Friday, 20 July 2018: 15:30
Oral Presentation
Michael SILK, Bournemouth University, United Kingdom
Dan JACKSON, Bournemouth University, United Kingdom
Emma PULLEN, Bournemouth University, United Kingdom
This presentation draws on early findings from a large-scale, multi-methodological, project that focuses on the media production and consumption of the Paralympic Games and the impact this has on addressing current political challenges of equality for, and representation of, disability. The findings are drawn from an integrative methodological approach that combined elite media para-sport production interviewing, multiple and theoretically informed textual readings of Channel 4’s (the UK’s Paralympic broadcaster) Rio 2016 Paralympic broadcast content, focus group discussions and in-depth interviews with the general public, document analysis, and, analysis of archival materials and footage.
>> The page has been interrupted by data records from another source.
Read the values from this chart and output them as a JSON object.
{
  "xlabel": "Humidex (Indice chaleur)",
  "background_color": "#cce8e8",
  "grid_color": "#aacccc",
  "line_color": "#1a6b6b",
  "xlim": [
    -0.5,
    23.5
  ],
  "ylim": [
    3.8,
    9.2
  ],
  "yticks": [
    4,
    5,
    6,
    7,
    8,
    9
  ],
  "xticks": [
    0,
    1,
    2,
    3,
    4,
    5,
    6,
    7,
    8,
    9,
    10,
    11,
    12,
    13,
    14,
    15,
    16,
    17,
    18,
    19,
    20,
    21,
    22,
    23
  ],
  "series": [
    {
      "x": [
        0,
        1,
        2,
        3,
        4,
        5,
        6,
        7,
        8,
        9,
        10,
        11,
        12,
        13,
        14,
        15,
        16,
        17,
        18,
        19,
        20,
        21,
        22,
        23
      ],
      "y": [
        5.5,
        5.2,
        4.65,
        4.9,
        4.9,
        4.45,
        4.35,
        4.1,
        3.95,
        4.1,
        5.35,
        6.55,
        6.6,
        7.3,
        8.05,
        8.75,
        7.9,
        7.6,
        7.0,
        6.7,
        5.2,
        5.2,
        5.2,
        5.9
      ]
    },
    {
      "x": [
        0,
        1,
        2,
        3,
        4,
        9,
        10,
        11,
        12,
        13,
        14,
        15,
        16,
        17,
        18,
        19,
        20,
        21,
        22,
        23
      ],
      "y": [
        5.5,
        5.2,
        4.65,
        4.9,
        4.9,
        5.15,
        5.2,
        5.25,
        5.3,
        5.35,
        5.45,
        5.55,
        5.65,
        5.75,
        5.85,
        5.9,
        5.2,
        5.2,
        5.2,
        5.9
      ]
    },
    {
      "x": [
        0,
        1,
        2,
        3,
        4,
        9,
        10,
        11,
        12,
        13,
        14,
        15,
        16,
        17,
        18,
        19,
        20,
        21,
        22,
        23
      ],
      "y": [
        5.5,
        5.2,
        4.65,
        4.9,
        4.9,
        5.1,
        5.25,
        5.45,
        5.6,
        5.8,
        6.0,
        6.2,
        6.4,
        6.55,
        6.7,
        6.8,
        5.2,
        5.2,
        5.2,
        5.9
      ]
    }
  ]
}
In the context of the rapid commercialisation of the Paralympic games and the power of corporate media in constructing social realities, our analysis explores the ways in which neoliberal inclusionary strategies manifest specific forms of representation and whether such representations provide sites of empowerment for everyday people living with disabilities. In so doing, we contribute to on-going theoretical debates (and media practice) around mediasports celebrated and idealized embodiments of neoliberal economies: healthy, fit, sexual, hetero-normative, and attractive bodies (Andrews, 2006; Miller, 2001). With the antithesis being the pathologisation of ageing, death & disability (Turner, 1988), our discussion focuses on the increased hyper-commercialisation and hyper-visibility of disability—via Paralympic coverage—and is suggestive of movement in the representation of disability. Indeed, previous research conducted has highlighted the ubiquity of the ‘supercrip’ or 'superhuman', representing the para-athlete as the self-made hero, technologically productive / functional, but largely asexual, accommodated within limited modes of neoliberal regimes. Our data however, suggest a nuanced shift in these dominant narratives, especially around the increasing sexualisation, eroticisation and devised bodily aesthetics of the para-athlete. We suggest this shift has important implications for representing alternative modes of embodiment and empowerment, understanding para-sport narratives as sites of resistance, and with respect to the ‘boundaries’ of neoliberal inclusionary practices.